County commissioners said that the commission believed they were doing right by the Constitution.
“We’re putting a line in the sand for what we believe,” Commissioner Roger Partridge said. Commissioner Abe Laydon said the resolution was different than the sanctuary city measures passed by other counties.
But Spurlock said that wasn’t the case at all.
“Quite frankly, they’re incompetent to make that statement. I briefed them on this. I briefed them on the Parrish case.

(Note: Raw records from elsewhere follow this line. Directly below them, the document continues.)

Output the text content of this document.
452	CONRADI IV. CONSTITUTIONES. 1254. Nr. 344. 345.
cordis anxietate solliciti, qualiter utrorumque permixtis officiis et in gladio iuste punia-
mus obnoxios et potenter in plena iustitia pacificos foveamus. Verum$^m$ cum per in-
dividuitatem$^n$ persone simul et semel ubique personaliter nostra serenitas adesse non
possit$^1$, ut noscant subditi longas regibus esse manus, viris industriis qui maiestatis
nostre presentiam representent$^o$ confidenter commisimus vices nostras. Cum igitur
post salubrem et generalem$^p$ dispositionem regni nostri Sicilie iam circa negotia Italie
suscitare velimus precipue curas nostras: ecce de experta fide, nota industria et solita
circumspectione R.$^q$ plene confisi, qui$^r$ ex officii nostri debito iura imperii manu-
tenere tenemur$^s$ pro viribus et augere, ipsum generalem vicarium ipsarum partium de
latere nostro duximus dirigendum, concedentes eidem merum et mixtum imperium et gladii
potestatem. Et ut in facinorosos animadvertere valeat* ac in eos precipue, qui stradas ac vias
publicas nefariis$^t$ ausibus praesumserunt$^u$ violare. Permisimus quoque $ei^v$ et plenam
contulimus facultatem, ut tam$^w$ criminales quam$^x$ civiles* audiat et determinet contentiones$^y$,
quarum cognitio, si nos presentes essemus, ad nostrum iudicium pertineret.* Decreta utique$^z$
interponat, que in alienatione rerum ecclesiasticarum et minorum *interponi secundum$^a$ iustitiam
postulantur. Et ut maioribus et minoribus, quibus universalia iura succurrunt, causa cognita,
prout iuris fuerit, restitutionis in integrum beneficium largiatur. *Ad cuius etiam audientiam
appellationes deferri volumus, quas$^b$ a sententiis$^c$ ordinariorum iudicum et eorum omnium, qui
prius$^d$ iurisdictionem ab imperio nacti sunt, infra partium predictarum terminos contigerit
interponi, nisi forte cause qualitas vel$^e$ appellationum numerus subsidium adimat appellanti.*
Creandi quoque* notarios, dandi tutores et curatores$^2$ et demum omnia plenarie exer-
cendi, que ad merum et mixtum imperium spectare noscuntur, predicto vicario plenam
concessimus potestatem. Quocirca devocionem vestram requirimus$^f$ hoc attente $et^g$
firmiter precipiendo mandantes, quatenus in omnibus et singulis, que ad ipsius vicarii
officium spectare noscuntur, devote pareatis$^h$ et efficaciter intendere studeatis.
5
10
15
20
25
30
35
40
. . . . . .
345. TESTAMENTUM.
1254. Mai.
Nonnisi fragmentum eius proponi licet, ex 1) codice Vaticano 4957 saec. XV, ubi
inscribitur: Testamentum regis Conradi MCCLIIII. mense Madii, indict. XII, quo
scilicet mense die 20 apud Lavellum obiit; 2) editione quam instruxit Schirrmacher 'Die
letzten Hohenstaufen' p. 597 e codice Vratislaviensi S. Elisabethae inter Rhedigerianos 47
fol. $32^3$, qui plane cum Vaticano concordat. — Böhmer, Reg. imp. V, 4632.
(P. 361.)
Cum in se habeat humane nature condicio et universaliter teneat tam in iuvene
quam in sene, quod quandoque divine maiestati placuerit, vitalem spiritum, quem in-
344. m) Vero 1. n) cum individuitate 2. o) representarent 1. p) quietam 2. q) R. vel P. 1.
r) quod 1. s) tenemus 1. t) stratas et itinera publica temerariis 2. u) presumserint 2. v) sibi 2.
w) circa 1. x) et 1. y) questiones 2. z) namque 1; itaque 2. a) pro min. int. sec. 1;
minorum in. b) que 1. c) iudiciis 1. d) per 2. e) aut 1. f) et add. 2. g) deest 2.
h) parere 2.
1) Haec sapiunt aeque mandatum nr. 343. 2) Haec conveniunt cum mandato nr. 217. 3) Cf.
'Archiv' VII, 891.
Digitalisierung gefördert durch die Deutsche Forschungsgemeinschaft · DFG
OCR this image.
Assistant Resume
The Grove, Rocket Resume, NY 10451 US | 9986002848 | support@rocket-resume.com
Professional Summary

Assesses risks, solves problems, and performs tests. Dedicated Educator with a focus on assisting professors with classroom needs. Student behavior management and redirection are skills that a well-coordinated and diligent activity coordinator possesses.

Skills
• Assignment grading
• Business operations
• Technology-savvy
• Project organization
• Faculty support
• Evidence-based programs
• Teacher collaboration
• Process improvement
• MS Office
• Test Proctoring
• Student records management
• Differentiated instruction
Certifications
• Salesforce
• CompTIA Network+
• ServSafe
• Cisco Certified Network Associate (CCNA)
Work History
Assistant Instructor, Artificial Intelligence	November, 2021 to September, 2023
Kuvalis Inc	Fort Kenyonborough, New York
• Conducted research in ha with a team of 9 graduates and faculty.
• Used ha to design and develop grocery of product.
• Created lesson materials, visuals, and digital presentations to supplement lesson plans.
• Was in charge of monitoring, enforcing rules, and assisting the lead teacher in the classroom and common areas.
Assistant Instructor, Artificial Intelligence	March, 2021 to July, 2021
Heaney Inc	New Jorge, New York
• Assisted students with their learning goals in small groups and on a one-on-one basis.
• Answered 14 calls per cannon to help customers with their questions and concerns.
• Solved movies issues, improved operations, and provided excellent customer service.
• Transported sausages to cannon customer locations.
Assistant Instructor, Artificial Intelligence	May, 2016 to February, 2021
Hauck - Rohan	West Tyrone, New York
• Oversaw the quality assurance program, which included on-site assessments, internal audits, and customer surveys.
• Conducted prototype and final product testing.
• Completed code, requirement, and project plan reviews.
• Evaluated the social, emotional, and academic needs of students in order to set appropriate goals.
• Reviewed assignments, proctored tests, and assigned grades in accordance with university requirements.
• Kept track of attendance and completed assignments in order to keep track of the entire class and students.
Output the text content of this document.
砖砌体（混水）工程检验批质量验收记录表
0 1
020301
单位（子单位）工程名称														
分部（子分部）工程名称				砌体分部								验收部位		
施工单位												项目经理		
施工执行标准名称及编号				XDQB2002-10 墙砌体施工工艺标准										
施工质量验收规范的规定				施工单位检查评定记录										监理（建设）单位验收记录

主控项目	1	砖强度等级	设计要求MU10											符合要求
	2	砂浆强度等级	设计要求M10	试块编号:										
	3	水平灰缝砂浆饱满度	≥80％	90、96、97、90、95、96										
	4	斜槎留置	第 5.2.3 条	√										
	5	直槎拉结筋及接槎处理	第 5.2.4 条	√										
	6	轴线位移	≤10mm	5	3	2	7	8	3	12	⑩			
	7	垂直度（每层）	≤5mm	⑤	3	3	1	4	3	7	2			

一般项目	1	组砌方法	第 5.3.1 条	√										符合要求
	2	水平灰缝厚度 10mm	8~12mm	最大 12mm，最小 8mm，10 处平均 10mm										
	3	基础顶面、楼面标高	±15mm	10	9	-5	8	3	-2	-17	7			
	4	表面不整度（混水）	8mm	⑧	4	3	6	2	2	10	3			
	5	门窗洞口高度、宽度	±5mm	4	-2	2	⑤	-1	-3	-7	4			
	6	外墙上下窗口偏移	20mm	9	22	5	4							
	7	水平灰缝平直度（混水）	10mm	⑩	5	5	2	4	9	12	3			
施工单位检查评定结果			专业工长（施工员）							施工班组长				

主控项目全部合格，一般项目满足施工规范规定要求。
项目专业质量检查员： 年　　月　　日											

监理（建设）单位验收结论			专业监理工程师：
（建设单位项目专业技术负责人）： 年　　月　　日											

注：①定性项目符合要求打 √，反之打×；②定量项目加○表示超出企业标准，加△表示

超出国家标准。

They knew exactly what was happening,” he said. “They do not know what they’re talking about.”
“Why would you tell a law enforcement officer they could not enforce the law because you didn’t like it?” he added. “That’s craziness.”
The extreme risk protection order measure, HB19-1177, has already been amended and more changes are expected as it makes its way through the General Assembly. Spurlock said he was planning a meeting with lawmakers to discuss potential changes to the burden of proof a protection order would carry and another that could have the state step in with extra mental health treatment for people who had their weapons taken.
The bill is next set to be heard Friday in the Senate State, Veterans & Military Affairs Committee.